Walk for at least an hour each day, after starting with 10 mins, then 20, then 30, then 40 and so on, week by week.
Take the stairs instead of the elevator.
Park at the far end of the parking lot.
Shoot for a minimum of 10k steps a day.
Do this for 3 months. Then check back in for your new training regimen.
If your ankle really is "bad", then perhaps walking might be a problem.
So get a bike, if you've got any place to ride one! Bikes put very little pressure on the ankles, and are more fun than walking.
Or go to a local pool and swim, most municipal pools have times set by for lap swimmers. Most of the people there won't look any better in a bathing suit than you do, so don't be shy.
Crossfit. Go full out.
Sure, do Crossfit. Join a cult, spend lots of money, exercise until you puke, injure yourself, and if you keel over dead in a session, they'll name the exercise you died doing after you.
Everyone should read "The Exercise Myth"
by Henry A., M.D. Solomon, a cardiologist. He points out that exercise actually shortens your life. There's a confusion between physical strength and physical health. The strongest people tend to have shorter lifespans than the long-lived, who actually have only average strength.
As one of the Amazon reviewers pointed out, James Fixx the running guru died in the same year this book was published, 1984. Personally, I have followed this book since the mid-1980 and have NOT exercised. I am slim and fit.
Screw exercise and veggies.
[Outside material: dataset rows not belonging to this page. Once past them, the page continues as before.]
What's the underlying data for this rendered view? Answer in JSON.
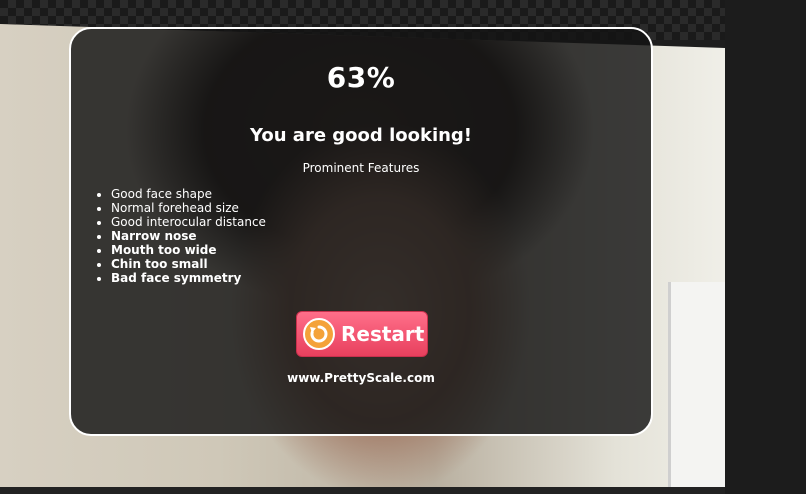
{
  "result": {
    "score": "63%",
    "verdict": "You are good looking!",
    "features_heading": "Prominent Features",
    "features": [
      {
        "text": "Good face shape",
        "positive": true
      },
      {
        "text": "Normal forehead size",
        "positive": true
      },
      {
        "text": "Good interocular distance",
        "positive": true
      },
      {
        "text": "Narrow nose",
        "positive": false
      },
      {
        "text": "Mouth too wide",
        "positive": false
      },
      {
        "text": "Chin too small",
        "positive": false
      },
      {
        "text": "Bad face symmetry",
        "positive": false
      }
    ],
    "restart_label": "Restart",
    "restart_icon": "restart-icon",
    "site_url": "www.PrettyScale.com"
  },
  "colors": {
    "card_background": "#141414",
    "card_border": "#ffffff",
    "button_top": "#ff6f8a",
    "button_bottom": "#e8405e",
    "icon_fill": "#f4a23a"
  }
}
I eat animal fats and meat and dairy---plenty of it. I eat zero vegetable oil. My cholesterol is better than average.
Exercise is a death cult like all religions. All promises and no delivery.
r13's coworkers dread it when he takes a shit at work.
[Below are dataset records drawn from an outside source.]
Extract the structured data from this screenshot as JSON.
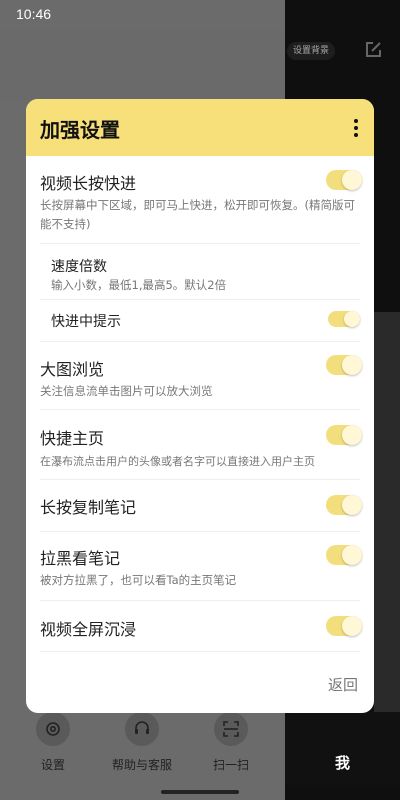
{
  "status_bar": {
    "time": "10:46"
  },
  "background": {
    "top_chip": "设置背景",
    "nav": [
      {
        "label": "设置",
        "icon": "gear-icon"
      },
      {
        "label": "帮助与客服",
        "icon": "headset-icon"
      },
      {
        "label": "扫一扫",
        "icon": "scan-icon"
      }
    ],
    "me_label": "我"
  },
  "dialog": {
    "title": "加强设置",
    "back_label": "返回",
    "settings": [
      {
        "title": "视频长按快进",
        "desc": "长按屏幕中下区域，即可马上快进，松开即可恢复。(精简版可能不支持)",
        "enabled": true
      },
      {
        "title": "速度倍数",
        "desc": "输入小数，最低1,最高5。默认2倍"
      },
      {
        "title": "快进中提示",
        "enabled": true
      },
      {
        "title": "大图浏览",
        "desc": "关注信息流单击图片可以放大浏览",
        "enabled": true
      },
      {
        "title": "快捷主页",
        "desc": "在瀑布流点击用户的头像或者名字可以直接进入用户主页",
        "enabled": true
      },
      {
        "title": "长按复制笔记",
        "enabled": true
      },
      {
        "title": "拉黑看笔记",
        "desc": "被对方拉黑了，也可以看Ta的主页笔记",
        "enabled": true
      },
      {
        "title": "视频全屏沉浸",
        "enabled": true
      }
    ]
  },
  "colors": {
    "accent": "#f7e07a",
    "toggle_track": "#f3de7d"
  }
}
R7 I know you are speakin' the Queen's English but I don't know wtf you are talkin about.
Power walk or walk at a good clip on a slight incline on the treadmill. With a decent diet, the treadmill will help with endurance and stamina. 20-30 minutes to begin.
And if your gym treadmill gym has an individual TV as mine does, it helps immensely.
r14 = atheist vegetarian nut = breath you can smell a block away!
I don't see the point of wasting time exercising, we are all going to die sooner or later so why worry about it.
[quote]...but I do need to burn fat off first.
One does NOT but I do need to burn fat off, at all. One DDIETS fat off. If you remain in a caloric deficiency, you will lose weight. Becoming stronger, and gaining stamina via cardio and resistance training is swell, but they burn far fewer calories than one thinks. Change you DIET.
Lillian Gish was single her whole life, and never bore children. She used a reclining board for an hour a day into her 90s and lived to be ninety-nine.
Instead of a treadmill, I might suggest using an elliptical machine instead, because it's much gentler on your knees and joints and there's less risk of injury if you use it for extended periods of time (in my case, jogging on a treadmill or especially on hard pavement can make my knees ache). Getting injured is the worst roadblock to fitness and can set back your progress by weeks, even months, so always make sure you're exercising properly and aren't overextending yourself.
Also, I have to agree that exercise helps (especially strength training, because it makes your muscles burn and use up calories even when you're not exercising), but diet is the real kicker. Even with exercise, your weight really won't change much until your diet changes, so yeah, start cutting back on calories and putting more veggies in your meals.
Final piece of advice - some people say "abs are cut in the kitchen" (i.e. you get fit and lean from your diet, not from exercise), but I'd modify that and say "abs are cut in the grocery store." Instead of having food lying around to tempt you to snack and drain your willpower, don't even buy it in the first place - exercise your willpower and judgment when your go grocery shopping and avoid getting extra snacks and junk food - just focus on healthy stuff that'll get you through the day, and cravings will be that much easier to control and deal with when you're at home.
First, stop using the electric scooter when you shop at Walmart.